Still precious little happening on the gardening front. Progress on the part of the Gardener has been sporadic to say the least. It’s so frustrating. Between the showers: rain, hail, sleet, snow, you name it, the weather has actually been quite nice. And there’s so much planting to do. But I know when I’ve overdone it that’s for sure.
So it’s probably just as well that our builder has turned up. We’d just sat down for Sunday lunch when he rang to say he’d be with us the following morning. Such is the Devon way. Thoughts of an afternoon spent with a good book and a glass rapidly disappearing we set to work, relocating everything green within the line of fire. Mike did all the digging and replanting but even supervising can be tiring when you’re injured. All that walking up and down to keep the closest possible eye upon proceedings. And spare a thought for poor Hamamelis ‘Diane’. It’s the third time she’s been shifted in as many years.
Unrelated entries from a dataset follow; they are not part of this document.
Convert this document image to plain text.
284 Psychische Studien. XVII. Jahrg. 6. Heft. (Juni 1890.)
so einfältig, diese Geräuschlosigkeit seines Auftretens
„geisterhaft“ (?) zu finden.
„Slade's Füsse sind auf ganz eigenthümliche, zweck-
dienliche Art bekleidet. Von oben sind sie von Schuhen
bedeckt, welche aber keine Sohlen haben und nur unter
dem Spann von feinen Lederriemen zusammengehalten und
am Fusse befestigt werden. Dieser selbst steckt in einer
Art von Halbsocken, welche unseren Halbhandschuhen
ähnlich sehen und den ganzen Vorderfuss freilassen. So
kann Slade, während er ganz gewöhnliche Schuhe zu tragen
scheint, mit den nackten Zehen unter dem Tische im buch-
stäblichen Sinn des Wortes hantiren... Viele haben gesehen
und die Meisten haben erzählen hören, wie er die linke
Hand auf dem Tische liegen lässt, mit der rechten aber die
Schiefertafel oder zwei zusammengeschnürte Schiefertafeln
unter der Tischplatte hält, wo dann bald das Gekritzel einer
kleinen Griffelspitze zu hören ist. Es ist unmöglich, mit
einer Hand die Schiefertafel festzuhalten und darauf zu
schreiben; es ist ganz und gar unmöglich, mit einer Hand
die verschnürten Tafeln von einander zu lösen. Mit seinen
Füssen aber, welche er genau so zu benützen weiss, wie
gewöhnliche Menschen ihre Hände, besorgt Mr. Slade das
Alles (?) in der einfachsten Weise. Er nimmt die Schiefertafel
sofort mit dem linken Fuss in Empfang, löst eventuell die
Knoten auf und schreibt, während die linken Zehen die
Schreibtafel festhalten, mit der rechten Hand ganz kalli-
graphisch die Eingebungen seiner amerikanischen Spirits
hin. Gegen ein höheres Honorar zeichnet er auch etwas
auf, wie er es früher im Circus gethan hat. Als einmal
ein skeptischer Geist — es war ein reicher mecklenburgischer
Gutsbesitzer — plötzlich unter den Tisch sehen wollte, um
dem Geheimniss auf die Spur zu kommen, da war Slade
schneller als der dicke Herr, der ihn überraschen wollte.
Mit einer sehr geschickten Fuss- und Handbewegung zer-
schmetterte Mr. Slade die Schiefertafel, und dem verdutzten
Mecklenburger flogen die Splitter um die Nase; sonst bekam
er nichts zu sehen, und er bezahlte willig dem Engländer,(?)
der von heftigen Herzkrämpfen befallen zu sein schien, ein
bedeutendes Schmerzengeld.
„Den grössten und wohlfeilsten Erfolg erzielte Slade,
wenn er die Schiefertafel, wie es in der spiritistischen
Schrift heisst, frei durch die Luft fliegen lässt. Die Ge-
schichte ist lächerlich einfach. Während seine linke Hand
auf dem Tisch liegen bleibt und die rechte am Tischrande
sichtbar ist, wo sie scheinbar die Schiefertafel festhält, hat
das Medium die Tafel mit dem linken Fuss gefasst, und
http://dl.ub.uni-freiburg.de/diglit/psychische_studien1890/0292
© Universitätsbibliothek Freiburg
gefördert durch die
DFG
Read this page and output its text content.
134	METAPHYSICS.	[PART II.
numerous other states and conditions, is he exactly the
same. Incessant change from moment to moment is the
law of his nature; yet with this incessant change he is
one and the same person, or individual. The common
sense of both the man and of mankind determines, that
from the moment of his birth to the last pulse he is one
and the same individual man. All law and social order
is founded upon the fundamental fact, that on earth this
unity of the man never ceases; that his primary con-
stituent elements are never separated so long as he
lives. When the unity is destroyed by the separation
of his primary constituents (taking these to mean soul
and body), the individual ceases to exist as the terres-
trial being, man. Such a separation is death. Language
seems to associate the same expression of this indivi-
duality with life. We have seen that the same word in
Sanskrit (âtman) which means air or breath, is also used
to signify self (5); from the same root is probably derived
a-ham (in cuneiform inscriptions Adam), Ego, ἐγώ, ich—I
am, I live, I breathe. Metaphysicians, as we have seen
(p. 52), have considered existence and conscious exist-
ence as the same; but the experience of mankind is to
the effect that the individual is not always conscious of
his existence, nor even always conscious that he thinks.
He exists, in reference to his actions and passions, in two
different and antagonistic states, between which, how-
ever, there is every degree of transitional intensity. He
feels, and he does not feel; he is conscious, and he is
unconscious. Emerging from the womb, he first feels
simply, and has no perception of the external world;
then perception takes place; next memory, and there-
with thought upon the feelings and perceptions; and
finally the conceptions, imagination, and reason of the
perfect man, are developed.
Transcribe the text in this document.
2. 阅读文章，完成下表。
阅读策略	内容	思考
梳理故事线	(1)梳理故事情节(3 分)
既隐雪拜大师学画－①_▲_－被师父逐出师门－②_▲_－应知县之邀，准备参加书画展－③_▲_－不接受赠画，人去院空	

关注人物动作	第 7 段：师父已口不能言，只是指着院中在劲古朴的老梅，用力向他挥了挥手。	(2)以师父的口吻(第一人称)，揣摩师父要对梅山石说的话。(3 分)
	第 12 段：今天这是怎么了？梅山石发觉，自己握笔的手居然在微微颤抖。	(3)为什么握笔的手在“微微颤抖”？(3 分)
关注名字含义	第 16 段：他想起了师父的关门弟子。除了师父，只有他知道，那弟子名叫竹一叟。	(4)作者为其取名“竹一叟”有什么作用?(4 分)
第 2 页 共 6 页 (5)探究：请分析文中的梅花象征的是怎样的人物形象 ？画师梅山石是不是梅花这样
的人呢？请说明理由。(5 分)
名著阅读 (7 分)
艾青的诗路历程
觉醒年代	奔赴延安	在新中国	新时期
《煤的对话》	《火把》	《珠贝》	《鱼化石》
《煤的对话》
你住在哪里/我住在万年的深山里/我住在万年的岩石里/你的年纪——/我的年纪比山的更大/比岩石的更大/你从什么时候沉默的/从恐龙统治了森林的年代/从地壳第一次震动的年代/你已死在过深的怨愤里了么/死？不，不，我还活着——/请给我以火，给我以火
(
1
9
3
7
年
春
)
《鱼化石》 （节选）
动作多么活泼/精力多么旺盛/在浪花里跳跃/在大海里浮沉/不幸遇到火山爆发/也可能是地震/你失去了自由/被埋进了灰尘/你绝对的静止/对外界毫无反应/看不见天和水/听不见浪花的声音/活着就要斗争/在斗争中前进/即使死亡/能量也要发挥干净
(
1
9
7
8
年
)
She looks happy enough in the veg garden for now but she’d better not get accustomed because all too soon she’ll be packing her bags for the return trip.
Spot The Difference
In the course of opening up the garden over the years we’ve removed a hedge, a gate post and a gate. The remaining support for the gate consisted of a section of wall attached to the house that now looked somewhat incongruous. So with the builder returning to do some minor repairs to the gable wall, what better opportunity to have it knocked down?
Now you see it..
Now you don’t
Obviously in due course the render will be repaired and repainted but in the meantime it’s been interesting to look at the structure of the old house wall.
In many Devon cottages the ground floor storey was constructed from rubble (rough stone). Note the gently rounding corner, so typical of buildings of this type. The first floor level consists of cob (mud and straw). You may recall we saw evidence of the cob from the inside while repairing the walls in the study last year (here).
What I love most about working on an old house is peeling back the layers. Buildings evolve over time as fashions and the needs of the occupants change. If it was simpler or cheaper, former features were often just covered up rather than removed. Which makes for fascinating discoveries. The flowerbed predates the construction of the gate. Our builder found this original low curved wall hidden within the fabric of the newer, taller wall. He painstakingly chipped away at it until all the attached render was removed. Hamamelis ‘Diane’, once she returns, will have a smart new home.
And talking of render.. not to mention a few breeze blocks..
..the fourth driveway ‘heap’ in the space of a year.